Los adolescentes deben aprender a equivocarse

Frustración
Asumir que los errores van a existir y pueden ser un nuevo punto de partida ayuda a evitar la frustración. NatalieShuttleworth/Getty Images

Errar es humano es una expresión latina que refleja lo que somos las personas: seres que se equivocan. La perfección no existe. Nadie lo hace todo y siempre bien así que como vamos a equivocarnos y seguramente nos equivocaremos muchas veces debemos aprender pronto a superar esos errores.

Pero la adolescencia parece reñida con los errores. La mayoría de los adolescentes viven una especie de desdoblamiento.
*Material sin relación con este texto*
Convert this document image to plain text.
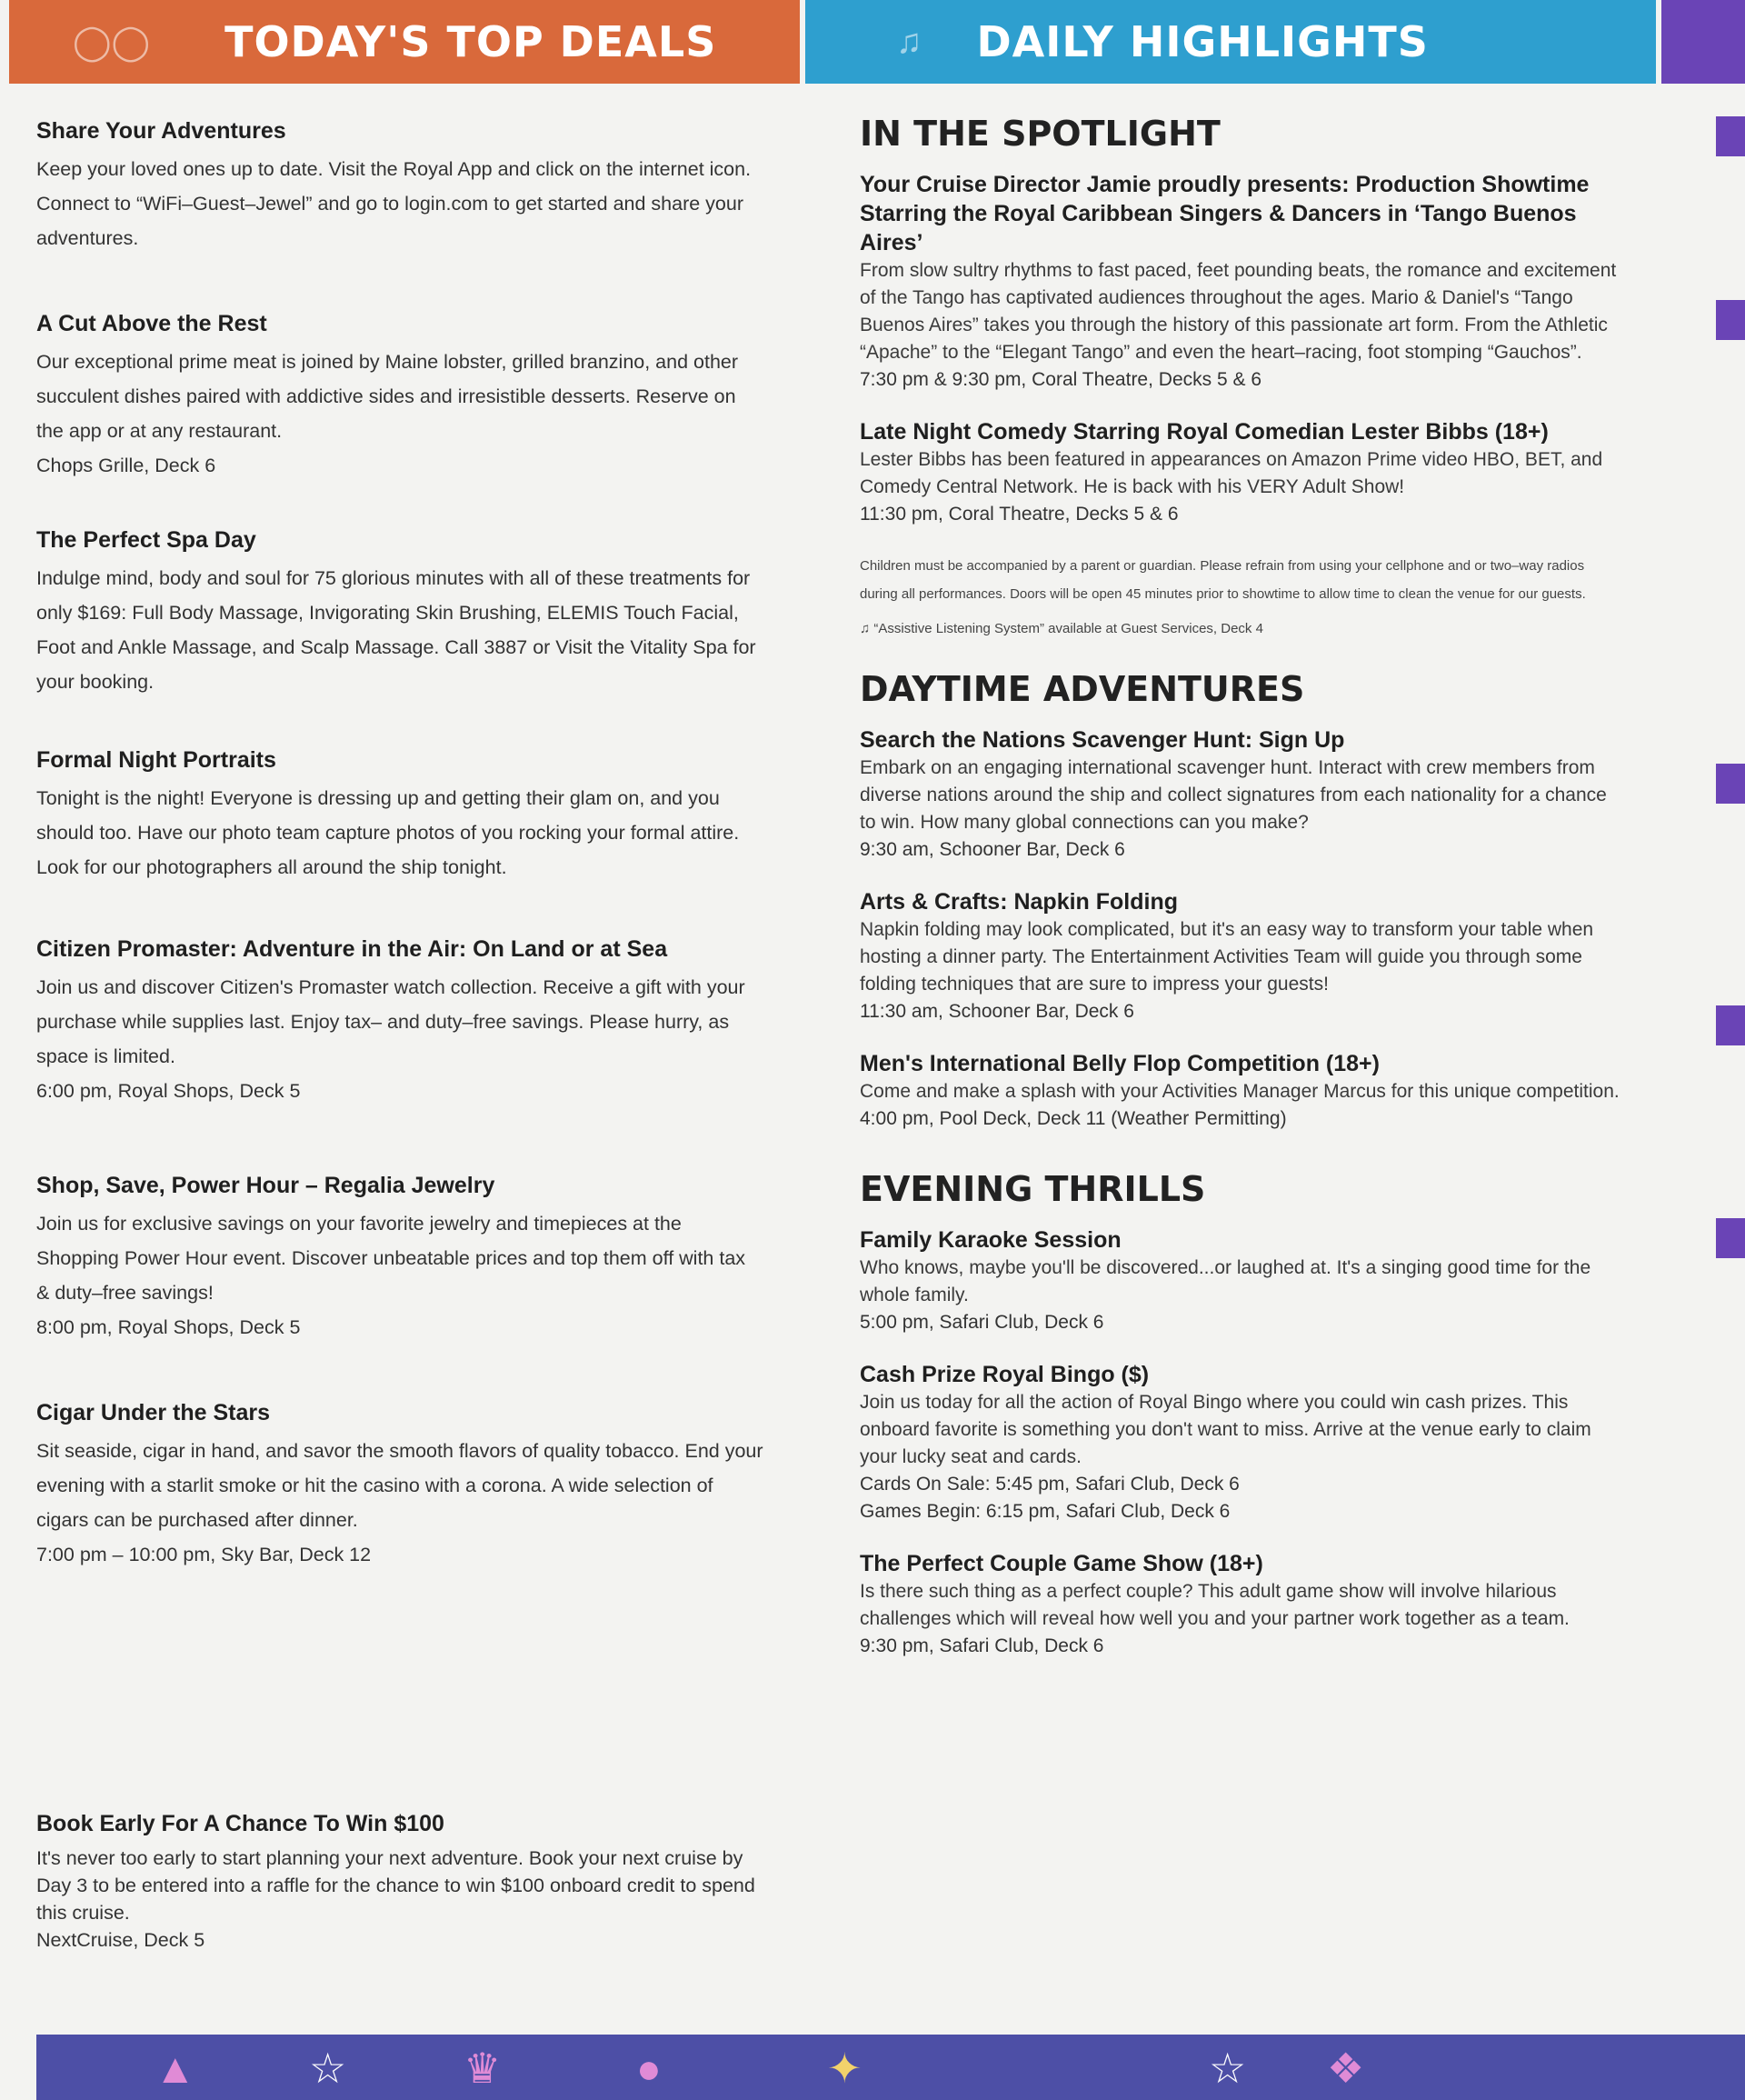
◯◯ TODAY'S TOP DEALS	♫ DAILY HIGHLIGHTS
Share Your Adventures

Keep your loved ones up to date. Visit the Royal App and click on the internet icon. Connect to “WiFi–Guest–Jewel” and go to login.com to get started and share your adventures.

A Cut Above the Rest

Our exceptional prime meat is joined by Maine lobster, grilled branzino, and other succulent dishes paired with addictive sides and irresistible desserts. Reserve on the app or at any restaurant.

Chops Grille, Deck 6
The Perfect Spa Day

Indulge mind, body and soul for 75 glorious minutes with all of these treatments for only $169: Full Body Massage, Invigorating Skin Brushing, ELEMIS Touch Facial, Foot and Ankle Massage, and Scalp Massage. Call 3887 or Visit the Vitality Spa for your booking.

Formal Night Portraits

Tonight is the night! Everyone is dressing up and getting their glam on, and you should too. Have our photo team capture photos of you rocking your formal attire. Look for our photographers all around the ship tonight.

Citizen Promaster: Adventure in the Air: On Land or at Sea

Join us and discover Citizen's Promaster watch collection. Receive a gift with your purchase while supplies last. Enjoy tax– and duty–free savings. Please hurry, as space is limited.

6:00 pm, Royal Shops, Deck 5
Shop, Save, Power Hour – Regalia Jewelry

Join us for exclusive savings on your favorite jewelry and timepieces at the Shopping Power Hour event. Discover unbeatable prices and top them off with tax & duty–free savings!

8:00 pm, Royal Shops, Deck 5
Cigar Under the Stars

Sit seaside, cigar in hand, and savor the smooth flavors of quality tobacco. End your evening with a starlit smoke or hit the casino with a corona. A wide selection of cigars can be purchased after dinner.

7:00 pm – 10:00 pm, Sky Bar, Deck 12
Book Early For A Chance To Win $100

It's never too early to start planning your next adventure. Book your next cruise by Day 3 to be entered into a raffle for the chance to win $100 onboard credit to spend this cruise.

NextCruise, Deck 5
IN THE SPOTLIGHT
Your Cruise Director Jamie proudly presents: Production Showtime Starring the Royal Caribbean Singers & Dancers in ‘Tango Buenos Aires’

From slow sultry rhythms to fast paced, feet pounding beats, the romance and excitement of the Tango has captivated audiences throughout the ages. Mario & Daniel's “Tango Buenos Aires” takes you through the history of this passionate art form. From the Athletic “Apache” to the “Elegant Tango” and even the heart–racing, foot stomping “Gauchos”.

7:30 pm & 9:30 pm, Coral Theatre, Decks 5 & 6
Late Night Comedy Starring Royal Comedian Lester Bibbs (18+)

Lester Bibbs has been featured in appearances on Amazon Prime video HBO, BET, and Comedy Central Network. He is back with his VERY Adult Show!

11:30 pm, Coral Theatre, Decks 5 & 6
Children must be accompanied by a parent or guardian. Please refrain from using your cellphone and or two–way radios during all performances. Doors will be open 45 minutes prior to showtime to allow time to clean the venue for our guests.
♫ “Assistive Listening System” available at Guest Services, Deck 4
DAYTIME ADVENTURES
Search the Nations Scavenger Hunt: Sign Up

Embark on an engaging international scavenger hunt. Interact with crew members from diverse nations around the ship and collect signatures from each nationality for a chance to win. How many global connections can you make?

9:30 am, Schooner Bar, Deck 6
Arts & Crafts: Napkin Folding

Napkin folding may look complicated, but it's an easy way to transform your table when hosting a dinner party. The Entertainment Activities Team will guide you through some folding techniques that are sure to impress your guests!

11:30 am, Schooner Bar, Deck 6
Men's International Belly Flop Competition (18+)

Come and make a splash with your Activities Manager Marcus for this unique competition.

4:00 pm, Pool Deck, Deck 11 (Weather Permitting)
EVENING THRILLS
Family Karaoke Session

Who knows, maybe you'll be discovered...or laughed at. It's a singing good time for the whole family.

5:00 pm, Safari Club, Deck 6
Cash Prize Royal Bingo ($)

Join us today for all the action of Royal Bingo where you could win cash prizes. This onboard favorite is something you don't want to miss. Arrive at the venue early to claim your lucky seat and cards.

Cards On Sale: 5:45 pm, Safari Club, Deck 6
Games Begin: 6:15 pm, Safari Club, Deck 6
The Perfect Couple Game Show (18+)

Is there such thing as a perfect couple? This adult game show will involve hilarious challenges which will reveal how well you and your partner work together as a team.

9:30 pm, Safari Club, Deck 6
▲	☆	♛	●	✦	☆ ❖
Por un lado se sienten profundamente inseguros debido a los cambios que están sufriendo pero, por otro, intentan dar una imagen de solidez y perfección hacia el exterior porque acaban de comenzar a edificar su imagen social. Eso hace que muchas veces los errores les duelan profundamente. Que no sepan cómo enfrentarse a ellos, que intenten disimularlos o que les produzcan una frustración que no saben cómo canalizar.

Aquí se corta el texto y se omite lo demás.